JUNE – JULY 2018
The 11th International Shibori Symposium (11 ISS) spanned three regions of Japan, connecting the contemporary art and fashion hub of Tōkyō, traditional shibori and design centers in Nagoya, and rural folk traditions in Yonezawa and Yamagata.
The symposium explored their shared legacies of craft and local industry:
紅花 • 藍 • 絞 – Safflower, Indigo, Shibori.
Local industries create foundations for the community and environment upon which we build textile practices. Emphasizing sustainability, regional history, and people and their skills, we showcase the enduring legacy of artisans and craftspeople who support traditions and inspire future generations.
Global economies and trade throughout history have heavily influenced the spread of craft practices, the development of taste and aesthetic, and the innovation of new techniques. We investigate how world regions have shaped each other's textile arts through trade.
Technology & tradition
The tension between technology and tradition has long influenced textile arts. We explore the ways in which evolving technology and textile traditions have interacted, from the development of the Chinese drawloom to Issey Miyake’s design of kinetic fashions to the creation of NASA's solar sails.

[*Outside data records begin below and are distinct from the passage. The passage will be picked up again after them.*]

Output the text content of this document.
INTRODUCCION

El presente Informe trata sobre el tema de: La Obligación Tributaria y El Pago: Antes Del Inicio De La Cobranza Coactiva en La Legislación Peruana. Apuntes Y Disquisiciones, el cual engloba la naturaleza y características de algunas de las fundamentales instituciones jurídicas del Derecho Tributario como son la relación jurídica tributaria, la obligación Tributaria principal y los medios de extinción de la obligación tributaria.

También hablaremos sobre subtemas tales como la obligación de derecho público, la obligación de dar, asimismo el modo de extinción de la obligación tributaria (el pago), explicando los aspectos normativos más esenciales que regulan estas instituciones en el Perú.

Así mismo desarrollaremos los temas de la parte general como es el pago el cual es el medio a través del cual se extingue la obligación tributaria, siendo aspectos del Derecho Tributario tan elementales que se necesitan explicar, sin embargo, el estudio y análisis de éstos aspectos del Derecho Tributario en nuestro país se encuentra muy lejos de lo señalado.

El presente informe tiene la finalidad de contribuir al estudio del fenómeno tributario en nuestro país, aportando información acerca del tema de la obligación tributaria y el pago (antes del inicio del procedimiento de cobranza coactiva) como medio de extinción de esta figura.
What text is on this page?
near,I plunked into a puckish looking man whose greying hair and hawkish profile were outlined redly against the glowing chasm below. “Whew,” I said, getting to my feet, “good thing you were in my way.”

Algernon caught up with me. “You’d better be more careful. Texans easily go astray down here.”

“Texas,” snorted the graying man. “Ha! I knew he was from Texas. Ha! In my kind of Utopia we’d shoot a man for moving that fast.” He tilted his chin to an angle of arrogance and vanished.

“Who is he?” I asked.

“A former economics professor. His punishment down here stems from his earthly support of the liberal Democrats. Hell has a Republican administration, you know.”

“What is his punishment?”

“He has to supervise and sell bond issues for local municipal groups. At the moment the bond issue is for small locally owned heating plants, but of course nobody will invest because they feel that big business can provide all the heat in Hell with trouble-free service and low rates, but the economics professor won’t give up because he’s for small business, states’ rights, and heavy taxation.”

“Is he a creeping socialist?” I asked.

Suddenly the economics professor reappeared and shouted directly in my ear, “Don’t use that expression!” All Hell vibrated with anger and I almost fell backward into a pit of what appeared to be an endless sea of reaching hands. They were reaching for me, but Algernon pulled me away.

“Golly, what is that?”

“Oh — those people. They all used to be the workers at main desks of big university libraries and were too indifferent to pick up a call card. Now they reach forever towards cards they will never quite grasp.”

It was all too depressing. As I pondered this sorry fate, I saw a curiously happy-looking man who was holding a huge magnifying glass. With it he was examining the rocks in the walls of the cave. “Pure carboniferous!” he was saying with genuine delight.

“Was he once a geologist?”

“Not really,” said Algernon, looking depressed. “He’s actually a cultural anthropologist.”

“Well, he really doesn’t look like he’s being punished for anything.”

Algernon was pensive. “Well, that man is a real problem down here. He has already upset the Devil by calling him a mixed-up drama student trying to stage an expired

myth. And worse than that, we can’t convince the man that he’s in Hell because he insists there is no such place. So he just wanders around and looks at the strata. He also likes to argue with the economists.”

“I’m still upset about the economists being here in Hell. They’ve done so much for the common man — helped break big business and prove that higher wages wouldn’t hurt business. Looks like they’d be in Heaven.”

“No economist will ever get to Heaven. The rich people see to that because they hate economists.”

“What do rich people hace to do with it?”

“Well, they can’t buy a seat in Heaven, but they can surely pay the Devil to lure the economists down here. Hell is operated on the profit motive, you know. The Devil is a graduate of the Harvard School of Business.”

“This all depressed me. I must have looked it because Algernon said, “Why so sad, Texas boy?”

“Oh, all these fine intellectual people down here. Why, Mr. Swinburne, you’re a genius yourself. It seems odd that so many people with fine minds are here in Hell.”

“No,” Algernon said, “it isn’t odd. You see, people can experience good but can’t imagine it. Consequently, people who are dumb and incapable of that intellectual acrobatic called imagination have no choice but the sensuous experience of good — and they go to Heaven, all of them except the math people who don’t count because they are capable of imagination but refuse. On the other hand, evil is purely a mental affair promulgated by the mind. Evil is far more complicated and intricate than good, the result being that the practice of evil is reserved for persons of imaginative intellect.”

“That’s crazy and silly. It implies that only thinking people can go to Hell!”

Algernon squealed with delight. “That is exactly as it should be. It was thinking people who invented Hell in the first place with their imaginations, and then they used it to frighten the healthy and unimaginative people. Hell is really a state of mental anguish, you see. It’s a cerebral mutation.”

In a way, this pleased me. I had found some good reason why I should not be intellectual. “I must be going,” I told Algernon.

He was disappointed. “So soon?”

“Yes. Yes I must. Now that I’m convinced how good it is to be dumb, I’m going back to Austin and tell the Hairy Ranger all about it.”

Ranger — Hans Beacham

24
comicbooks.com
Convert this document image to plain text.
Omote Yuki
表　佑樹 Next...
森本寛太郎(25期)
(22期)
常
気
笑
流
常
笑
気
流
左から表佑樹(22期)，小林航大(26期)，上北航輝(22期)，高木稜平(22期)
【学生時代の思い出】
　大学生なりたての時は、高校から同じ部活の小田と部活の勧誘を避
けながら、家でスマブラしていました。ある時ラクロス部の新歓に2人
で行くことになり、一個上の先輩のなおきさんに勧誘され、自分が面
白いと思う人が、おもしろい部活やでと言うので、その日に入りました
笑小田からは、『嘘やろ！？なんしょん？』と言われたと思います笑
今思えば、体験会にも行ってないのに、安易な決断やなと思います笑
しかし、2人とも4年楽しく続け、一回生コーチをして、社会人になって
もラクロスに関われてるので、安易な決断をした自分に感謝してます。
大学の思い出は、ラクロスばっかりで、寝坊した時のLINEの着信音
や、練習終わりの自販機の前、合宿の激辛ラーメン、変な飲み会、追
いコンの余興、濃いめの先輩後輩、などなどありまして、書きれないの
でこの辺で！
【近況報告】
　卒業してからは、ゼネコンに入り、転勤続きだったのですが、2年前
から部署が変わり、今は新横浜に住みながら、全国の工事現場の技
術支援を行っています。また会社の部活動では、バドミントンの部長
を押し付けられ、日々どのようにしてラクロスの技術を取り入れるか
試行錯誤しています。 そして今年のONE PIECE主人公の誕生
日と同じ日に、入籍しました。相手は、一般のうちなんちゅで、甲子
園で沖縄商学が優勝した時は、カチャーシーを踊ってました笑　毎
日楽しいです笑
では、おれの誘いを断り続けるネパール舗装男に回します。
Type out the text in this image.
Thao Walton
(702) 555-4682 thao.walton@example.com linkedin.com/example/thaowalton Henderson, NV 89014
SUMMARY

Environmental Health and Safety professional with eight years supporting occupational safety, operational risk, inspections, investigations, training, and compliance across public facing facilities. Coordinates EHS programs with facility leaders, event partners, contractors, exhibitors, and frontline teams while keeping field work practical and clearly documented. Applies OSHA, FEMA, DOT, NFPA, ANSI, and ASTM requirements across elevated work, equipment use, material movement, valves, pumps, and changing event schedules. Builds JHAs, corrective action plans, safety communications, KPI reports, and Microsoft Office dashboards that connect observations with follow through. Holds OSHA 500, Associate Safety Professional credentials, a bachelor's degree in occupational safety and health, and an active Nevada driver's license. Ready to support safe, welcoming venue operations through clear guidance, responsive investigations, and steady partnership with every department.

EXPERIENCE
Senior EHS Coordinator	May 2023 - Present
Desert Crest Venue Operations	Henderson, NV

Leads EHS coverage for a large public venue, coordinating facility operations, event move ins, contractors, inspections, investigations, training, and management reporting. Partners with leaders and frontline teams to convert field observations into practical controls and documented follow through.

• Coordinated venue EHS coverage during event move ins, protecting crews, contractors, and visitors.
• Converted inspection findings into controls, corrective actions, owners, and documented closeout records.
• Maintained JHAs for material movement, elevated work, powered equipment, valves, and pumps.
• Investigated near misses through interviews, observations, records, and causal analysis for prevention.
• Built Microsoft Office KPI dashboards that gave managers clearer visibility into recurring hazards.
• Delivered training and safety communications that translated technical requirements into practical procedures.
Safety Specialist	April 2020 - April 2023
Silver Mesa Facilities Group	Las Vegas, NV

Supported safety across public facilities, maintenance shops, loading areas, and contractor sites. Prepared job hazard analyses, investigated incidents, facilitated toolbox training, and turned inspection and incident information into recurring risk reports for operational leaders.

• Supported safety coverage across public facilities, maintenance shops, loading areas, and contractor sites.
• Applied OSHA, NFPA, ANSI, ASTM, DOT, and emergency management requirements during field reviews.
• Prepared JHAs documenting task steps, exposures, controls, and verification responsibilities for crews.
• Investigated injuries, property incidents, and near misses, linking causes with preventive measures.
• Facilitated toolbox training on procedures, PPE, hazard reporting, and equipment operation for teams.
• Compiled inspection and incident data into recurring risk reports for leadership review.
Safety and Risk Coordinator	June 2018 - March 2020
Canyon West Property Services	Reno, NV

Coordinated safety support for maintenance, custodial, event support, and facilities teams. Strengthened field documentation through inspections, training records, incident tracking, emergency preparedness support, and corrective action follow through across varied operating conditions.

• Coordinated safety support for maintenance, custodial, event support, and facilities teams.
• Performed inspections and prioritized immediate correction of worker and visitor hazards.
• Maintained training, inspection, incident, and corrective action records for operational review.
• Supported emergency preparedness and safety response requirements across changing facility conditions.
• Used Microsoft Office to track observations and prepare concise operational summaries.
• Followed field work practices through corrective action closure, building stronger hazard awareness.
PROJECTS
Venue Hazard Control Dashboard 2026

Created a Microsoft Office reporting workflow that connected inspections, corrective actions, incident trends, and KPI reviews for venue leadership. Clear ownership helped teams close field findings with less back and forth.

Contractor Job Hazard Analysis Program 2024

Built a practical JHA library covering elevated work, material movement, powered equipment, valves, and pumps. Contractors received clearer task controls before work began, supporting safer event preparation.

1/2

A core identifier of shibori is the transformative process from 2D to 3D which leaves enduring “memories” on cloth. We emphasize the ways in which textile artists transform materials, through folding, fulling, dyeing, coating, stitching, and other creative methods – innovative, imaginative, artistic, and practical.
Visit ten exhibitions specially organized by and for the International Shibori Symposium, plus excursions to museums in all three regions to view craft traditions and contemporary art.
Plenary sessions focus on how global and regional trade influences craft, from the spread of resist-dyeing techniques over the Silk Road to sashiko’s origin in the rag trade of the Japanese archipelago.
Workshops & Demonstrations
Enter the fields of Yamagata for early morning safflower gathering and process your harvest into beni-mochi dye cakes. Take focused half-day workshops with artisans in Arimatsu and Yonezawa in their family studios.